Alf is a mystical man child exploring recipes of being where we all don’t kill ourselves. He’s curious about what is this mind? What is this I? What is this dancing sky? How do we live the good life in a complex world? How do we make the perfect walnut butter? Yet, how will we feed the babies? Can we regenerate soil and souls via the Dharma? If the Buddha were alive today, what would he eat and why? Is it even possible for 7 billion humans to live harmoniously with nature? Will beauty and spiritual friendship save the world?
He doesn’t have the answers, but painfully he’s learned that sometimes having the right questions is more important. What he does know is this – there must be a better way. So when Alf isn’t asking too many questions, he is striving for Awakening, writing a book on the Dharma of food, and helping to build next generation eco villages. And so unclear of the way through our current destruction – yet clear in the way of the Dharma – he and the beautifully weird people at the Monastic Academy eat, laugh, and lovingly experiment on a better recipe of being. Read more on his blog or connect with him on LinkedIn.
Ādityá softly remembers his childhood in Nashville, TN, entranced by creek beds, forests, fireflies, and dark rainy summer nights. Grounded in the Sanskrit prayers of his Hindu lineage, he played in the rituals and poetry of many mystical traditions. His ongoing spiritual curiosity took him to over 50 countries, learning how to relate diverse people and live simply. His meditation practice in particular benefited from visiting Asian monasteries of Theravada, Vajrayana, and Zen lineage. Ādityá’s spirituality has deepened alongside the simple wisdom of the body. Growing up, he found rhythm and transcendence through singing, running, yoga, and ultimate frisbee. Embedding for a decade in California alternative culture, he found his social, sensual, and healer selves through the community practice of dance and massage. Today his practice includes shadow yoga, meditation, forest bathing, and prayer when the soul calls.
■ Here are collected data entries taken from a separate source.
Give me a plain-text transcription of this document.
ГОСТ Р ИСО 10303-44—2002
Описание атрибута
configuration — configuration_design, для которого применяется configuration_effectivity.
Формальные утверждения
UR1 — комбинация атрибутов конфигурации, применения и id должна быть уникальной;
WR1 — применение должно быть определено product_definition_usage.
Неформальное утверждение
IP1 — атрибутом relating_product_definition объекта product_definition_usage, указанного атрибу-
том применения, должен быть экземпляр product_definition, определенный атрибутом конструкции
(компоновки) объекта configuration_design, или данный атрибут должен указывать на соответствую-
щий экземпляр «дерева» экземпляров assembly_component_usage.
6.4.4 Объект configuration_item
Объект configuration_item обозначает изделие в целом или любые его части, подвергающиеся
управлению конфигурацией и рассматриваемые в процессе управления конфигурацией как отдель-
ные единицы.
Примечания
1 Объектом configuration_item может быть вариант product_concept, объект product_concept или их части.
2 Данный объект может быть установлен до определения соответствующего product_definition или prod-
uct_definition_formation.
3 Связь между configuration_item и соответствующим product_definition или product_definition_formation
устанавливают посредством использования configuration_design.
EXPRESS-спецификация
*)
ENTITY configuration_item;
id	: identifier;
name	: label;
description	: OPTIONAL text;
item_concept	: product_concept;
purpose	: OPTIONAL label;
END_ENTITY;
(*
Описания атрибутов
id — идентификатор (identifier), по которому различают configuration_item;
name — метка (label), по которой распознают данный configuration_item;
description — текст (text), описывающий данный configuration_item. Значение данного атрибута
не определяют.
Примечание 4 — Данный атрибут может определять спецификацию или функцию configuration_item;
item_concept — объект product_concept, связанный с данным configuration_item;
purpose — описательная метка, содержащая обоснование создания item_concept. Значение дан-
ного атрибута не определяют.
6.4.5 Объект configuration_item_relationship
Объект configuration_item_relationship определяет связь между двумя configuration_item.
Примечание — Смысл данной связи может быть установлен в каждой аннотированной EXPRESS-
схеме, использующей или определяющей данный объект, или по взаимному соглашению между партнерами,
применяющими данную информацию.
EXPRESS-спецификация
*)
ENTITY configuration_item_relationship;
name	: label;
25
Following a nerdy childhood of science, math, fantasy novels, and computer games, Ādityá majored in electrical engineering at Princeton, and later got a joint masters in policy and business from Harvard. This allowed him to glimpse success in the American Dream his immigrant parents fought so hard for – becoming a product management executive in large companies and software startups – before becoming disillusioned and turning towards a more spiritual, embodied life. A desire to have more impact, after some study in social justice and metamodernism, led him to evolve his professional career towards coaching, raising consciousness in organizations, personal and systemic work on race and gender, and community land projects.